Nu de door [appellante] te bewijzen aangeboden feiten geen ander oordeel rechtvaardigen, wordt niet toegekomen aan door [appellante] aangeboden bewijslevering en komt het hof tot de slotsom dat het gevorderde terecht is afgewezen door de rechtbank. Het gevorderde in hoger beroep moet worden afgewezen, ook indien een grief zou slagen. De grieven behoeven daarom geen verdere behandeling.

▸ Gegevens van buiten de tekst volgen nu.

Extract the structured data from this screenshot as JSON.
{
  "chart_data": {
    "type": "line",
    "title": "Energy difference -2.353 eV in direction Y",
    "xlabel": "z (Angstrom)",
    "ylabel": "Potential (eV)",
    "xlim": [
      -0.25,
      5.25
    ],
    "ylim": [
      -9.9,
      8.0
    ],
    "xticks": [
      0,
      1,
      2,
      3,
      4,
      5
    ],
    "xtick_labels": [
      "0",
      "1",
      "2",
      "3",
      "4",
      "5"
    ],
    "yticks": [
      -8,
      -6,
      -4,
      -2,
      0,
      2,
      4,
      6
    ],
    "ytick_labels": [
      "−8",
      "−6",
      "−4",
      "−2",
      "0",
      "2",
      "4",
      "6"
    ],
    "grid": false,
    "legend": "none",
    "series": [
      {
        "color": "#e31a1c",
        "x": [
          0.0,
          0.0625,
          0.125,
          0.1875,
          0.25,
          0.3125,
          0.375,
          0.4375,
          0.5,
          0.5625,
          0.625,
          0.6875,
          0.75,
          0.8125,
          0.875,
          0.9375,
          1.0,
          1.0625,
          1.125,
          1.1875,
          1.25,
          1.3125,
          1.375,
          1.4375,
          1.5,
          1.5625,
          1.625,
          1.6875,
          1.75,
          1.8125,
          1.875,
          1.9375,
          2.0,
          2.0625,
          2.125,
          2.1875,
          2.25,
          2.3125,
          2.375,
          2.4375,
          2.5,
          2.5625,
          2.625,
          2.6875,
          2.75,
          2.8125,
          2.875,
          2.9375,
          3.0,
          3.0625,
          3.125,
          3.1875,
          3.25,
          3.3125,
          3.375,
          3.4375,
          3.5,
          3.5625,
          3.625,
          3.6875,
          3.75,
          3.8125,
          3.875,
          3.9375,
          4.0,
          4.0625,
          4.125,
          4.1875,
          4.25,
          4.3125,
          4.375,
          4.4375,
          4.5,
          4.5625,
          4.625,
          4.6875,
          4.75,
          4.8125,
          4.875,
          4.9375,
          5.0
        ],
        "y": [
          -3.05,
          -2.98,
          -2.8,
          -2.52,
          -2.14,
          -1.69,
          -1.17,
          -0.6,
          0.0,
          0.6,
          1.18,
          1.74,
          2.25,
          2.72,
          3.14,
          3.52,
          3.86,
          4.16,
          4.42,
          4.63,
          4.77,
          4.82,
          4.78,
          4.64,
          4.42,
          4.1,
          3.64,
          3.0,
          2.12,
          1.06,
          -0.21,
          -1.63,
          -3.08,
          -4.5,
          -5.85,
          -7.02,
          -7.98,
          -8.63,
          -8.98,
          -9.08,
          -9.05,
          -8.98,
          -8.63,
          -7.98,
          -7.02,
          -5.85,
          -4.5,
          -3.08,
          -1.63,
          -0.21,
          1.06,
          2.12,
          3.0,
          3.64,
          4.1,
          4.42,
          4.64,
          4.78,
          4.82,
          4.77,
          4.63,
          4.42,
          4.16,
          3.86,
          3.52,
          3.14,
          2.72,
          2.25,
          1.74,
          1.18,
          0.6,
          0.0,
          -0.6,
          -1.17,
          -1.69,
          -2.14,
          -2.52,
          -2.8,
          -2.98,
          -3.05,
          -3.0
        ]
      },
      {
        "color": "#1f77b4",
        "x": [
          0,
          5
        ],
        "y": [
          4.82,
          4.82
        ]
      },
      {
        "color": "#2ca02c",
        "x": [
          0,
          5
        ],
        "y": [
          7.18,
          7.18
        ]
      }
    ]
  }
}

Het bestreden vonnis moet worden bekrachtigd. [appellante] zal als de in het ongelijk gestelde partij worden veroordeeld in de proceskosten in hoger beroep (salaris advocaat: tarief II, 1 punt).

4.De uitspraak

Het hof:
bekrachtigt het bestreden vonnis;
wijst af het in hoger beroep gevorderde;
veroordeelt [appellante] in de proceskosten van het hoger beroep, en begroot die kosten tot op heden aan de zijde van [geïntimeerde] op € 726,00 aan griffierecht en op € 1.074,00 aan salaris advocaat, en voor wat betreft de nakosten op € 157,00 indien geen betekening plaatsvindt, dan wel op € 239,00 vermeerderd met de explootkosten indien niet binnen veertien dagen na de datum van dit arrest is voldaan aan de bij dit arrest uitgesproken veroordelingen en betekening van dit arrest heeft plaatsgevonden; en bepaalt dat deze bedragen binnen veertien dagen na de dag van deze uitspraak moeten zijn voldaan, bij gebreke waarvan deze bedragen worden vermeerderd met de wettelijke rente als bedoeld in artikel 6:119 BW daarover vanaf het einde van voormelde termijn tot aan de dag der voldoening;
verklaart deze proceskostenveroordeling uitvoerbaar bij voorraad.
Dit arrest is gewezen door mrs. B.A. Meulenbroek, M.G.W.M. Stienissen en L.S. Frakes en is in het openbaar uitgesproken door de rolraadsheer op 20 augustus 2019.